Statue unveiled of Middlesbrough Victoria Cross hero
A Teesside hero will be honoured on Friday with the unveiling of a new statue.
The ceremony will mark the centenary of Tom Dresser winning the Victoria Cross during the First World War in 1917.
The move follows a year-long fundraising campaign, with the effigy cast in bronze and located in the gardens of the Dorman Museum off Linthorpe Road.
The statue was sculptured by Brian Alabaster whose depiction of another Teesside VC hero - World War Two Green Howard Stan Hollis - stands nearby.
The unveiling and blessing will be carried out by Canon John Lumley in the presence of Private Dresser’s son Tom and his two grandsons, Brian and Paul Dresser.
Colonel Clive Mantell will speak on behalf of the Green Howards, Private Dresser’s regiment which now forms part of the recently formed Yorkshire regiment.
Tom Dresser moved to Middlesbrough from York as a child and attended St John’s and Hugh Bell High School, going on to work at Dorman Long’s Dock Street Foundry before signing up when war broke out.
In May, 1917 he was serving as a private in the 7th BattalionThe Green Howards in the Battle of Arras in northern France, when the call went up for a volunteer for a hazardous mission.

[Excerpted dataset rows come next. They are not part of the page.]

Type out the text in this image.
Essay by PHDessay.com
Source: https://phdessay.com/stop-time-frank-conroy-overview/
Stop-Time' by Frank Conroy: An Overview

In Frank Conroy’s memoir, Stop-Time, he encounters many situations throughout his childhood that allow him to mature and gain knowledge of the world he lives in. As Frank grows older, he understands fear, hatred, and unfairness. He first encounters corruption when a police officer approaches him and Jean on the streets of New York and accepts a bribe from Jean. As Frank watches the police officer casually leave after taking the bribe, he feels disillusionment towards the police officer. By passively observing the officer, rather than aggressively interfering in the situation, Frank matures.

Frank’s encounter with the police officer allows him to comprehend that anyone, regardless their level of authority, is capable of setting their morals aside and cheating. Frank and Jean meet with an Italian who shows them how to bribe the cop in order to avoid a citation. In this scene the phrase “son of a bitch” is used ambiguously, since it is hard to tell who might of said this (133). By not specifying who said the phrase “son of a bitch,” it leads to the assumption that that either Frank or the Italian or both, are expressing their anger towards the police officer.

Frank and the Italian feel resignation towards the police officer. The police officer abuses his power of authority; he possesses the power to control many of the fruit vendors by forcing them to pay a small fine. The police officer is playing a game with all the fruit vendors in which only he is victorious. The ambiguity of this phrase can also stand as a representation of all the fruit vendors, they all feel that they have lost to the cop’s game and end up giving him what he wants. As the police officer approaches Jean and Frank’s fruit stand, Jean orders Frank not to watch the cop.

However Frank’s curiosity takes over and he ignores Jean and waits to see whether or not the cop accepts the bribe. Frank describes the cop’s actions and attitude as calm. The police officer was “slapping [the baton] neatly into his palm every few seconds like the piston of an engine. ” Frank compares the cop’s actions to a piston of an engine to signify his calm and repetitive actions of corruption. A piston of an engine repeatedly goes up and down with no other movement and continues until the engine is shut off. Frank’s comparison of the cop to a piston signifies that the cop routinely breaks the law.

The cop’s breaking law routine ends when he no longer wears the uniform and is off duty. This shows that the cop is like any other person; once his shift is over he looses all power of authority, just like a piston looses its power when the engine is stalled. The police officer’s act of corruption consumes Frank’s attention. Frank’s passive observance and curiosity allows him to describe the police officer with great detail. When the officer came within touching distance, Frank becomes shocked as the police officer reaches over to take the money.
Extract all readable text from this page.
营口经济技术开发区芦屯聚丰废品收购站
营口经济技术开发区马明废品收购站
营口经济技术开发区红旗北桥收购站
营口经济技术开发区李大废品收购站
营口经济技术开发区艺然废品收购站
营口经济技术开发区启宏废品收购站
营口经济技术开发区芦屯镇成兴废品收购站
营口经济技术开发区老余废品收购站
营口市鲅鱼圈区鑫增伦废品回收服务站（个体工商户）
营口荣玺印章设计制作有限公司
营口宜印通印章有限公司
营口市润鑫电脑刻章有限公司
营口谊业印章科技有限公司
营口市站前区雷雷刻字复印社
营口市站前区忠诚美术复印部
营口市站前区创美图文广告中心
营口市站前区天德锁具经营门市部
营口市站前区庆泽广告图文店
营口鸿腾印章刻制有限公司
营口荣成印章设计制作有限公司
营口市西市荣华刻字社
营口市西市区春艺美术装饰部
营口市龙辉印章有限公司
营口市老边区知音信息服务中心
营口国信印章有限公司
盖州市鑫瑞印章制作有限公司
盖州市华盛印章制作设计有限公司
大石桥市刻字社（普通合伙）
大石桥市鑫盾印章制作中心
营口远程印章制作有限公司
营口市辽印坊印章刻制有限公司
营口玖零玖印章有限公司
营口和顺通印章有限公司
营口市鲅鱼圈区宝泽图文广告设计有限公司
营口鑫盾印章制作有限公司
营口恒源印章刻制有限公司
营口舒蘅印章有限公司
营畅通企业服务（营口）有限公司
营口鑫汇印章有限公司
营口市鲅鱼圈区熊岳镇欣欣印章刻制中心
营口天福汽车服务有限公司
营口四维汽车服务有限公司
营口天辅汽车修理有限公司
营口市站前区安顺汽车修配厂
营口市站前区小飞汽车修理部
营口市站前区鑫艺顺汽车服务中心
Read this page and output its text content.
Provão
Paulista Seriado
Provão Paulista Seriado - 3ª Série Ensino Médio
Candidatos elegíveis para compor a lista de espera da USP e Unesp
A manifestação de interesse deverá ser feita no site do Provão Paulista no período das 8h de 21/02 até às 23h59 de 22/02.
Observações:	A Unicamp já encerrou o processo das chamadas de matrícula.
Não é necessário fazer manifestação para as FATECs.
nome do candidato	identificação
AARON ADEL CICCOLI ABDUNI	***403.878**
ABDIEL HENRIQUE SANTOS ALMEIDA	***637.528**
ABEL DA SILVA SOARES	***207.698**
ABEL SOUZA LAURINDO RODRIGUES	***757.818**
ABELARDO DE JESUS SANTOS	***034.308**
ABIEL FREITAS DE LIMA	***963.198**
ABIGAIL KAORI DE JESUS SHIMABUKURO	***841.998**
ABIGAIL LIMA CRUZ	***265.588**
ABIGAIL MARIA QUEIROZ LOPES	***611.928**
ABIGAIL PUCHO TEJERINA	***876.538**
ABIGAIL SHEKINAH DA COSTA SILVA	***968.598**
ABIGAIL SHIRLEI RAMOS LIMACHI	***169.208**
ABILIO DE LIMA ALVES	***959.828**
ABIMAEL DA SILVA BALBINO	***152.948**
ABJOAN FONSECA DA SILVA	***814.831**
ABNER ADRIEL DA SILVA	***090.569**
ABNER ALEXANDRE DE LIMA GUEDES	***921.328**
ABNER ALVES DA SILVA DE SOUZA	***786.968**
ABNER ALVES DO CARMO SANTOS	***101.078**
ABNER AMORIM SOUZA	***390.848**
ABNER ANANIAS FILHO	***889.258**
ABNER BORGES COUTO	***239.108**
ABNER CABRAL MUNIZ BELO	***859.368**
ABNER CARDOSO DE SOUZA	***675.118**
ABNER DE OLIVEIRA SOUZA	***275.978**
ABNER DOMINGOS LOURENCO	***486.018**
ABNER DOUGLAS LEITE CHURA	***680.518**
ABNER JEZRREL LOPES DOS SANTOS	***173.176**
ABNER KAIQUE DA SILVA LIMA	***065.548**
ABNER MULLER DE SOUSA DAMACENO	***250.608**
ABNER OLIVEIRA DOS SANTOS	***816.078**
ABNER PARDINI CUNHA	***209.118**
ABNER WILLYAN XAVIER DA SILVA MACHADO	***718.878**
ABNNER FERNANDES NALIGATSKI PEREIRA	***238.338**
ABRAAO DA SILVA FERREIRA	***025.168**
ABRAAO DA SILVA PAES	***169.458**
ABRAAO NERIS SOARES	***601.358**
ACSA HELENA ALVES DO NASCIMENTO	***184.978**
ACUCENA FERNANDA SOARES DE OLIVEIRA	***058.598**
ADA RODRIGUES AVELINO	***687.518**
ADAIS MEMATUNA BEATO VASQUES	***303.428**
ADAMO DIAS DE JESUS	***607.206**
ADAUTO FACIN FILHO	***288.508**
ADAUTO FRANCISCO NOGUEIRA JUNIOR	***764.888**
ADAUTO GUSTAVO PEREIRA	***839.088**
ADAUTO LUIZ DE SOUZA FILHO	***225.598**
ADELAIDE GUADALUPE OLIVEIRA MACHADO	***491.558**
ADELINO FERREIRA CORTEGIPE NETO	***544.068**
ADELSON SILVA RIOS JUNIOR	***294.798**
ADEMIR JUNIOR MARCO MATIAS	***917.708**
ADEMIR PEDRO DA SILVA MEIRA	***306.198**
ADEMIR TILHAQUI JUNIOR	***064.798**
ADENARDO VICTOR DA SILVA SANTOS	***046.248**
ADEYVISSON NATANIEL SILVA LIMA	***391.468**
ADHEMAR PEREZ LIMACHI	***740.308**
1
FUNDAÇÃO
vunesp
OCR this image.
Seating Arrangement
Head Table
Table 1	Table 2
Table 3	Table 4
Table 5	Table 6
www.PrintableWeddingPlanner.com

The Green Howards had won a strategically important trench but were pinned down by heavy gunfire and running short of ammunition – and a man was needed for the seemingly impossible task to get word back to Battalion Headquarters.
Private Dresser, 24, stepped up and after reaching HQ set off back to the frontline with two other soldiers carrying orders from HQ and sacks of bombs.
Despite being shot twice he made it back across no-man’s land, crawling the last 50 yards.
He was subsequently evacuated to Wrexham Hospital for treatment and on July 21, with his arm still in a sling, he was awarded the Victoria Cross by King George V at Buckingham Palace for ‘conspicuous bravery and devotion to duty’.
Private Dresser returned to Dorman Long after the war before taking over the family’s newsagent business, running the shop on Marton Road for 40 years, with his precious medal in a tobacco tin behind the counter.
He died in 1982 at the age of 90 and is buried with his wife Theresa in Thorntree Cemetery.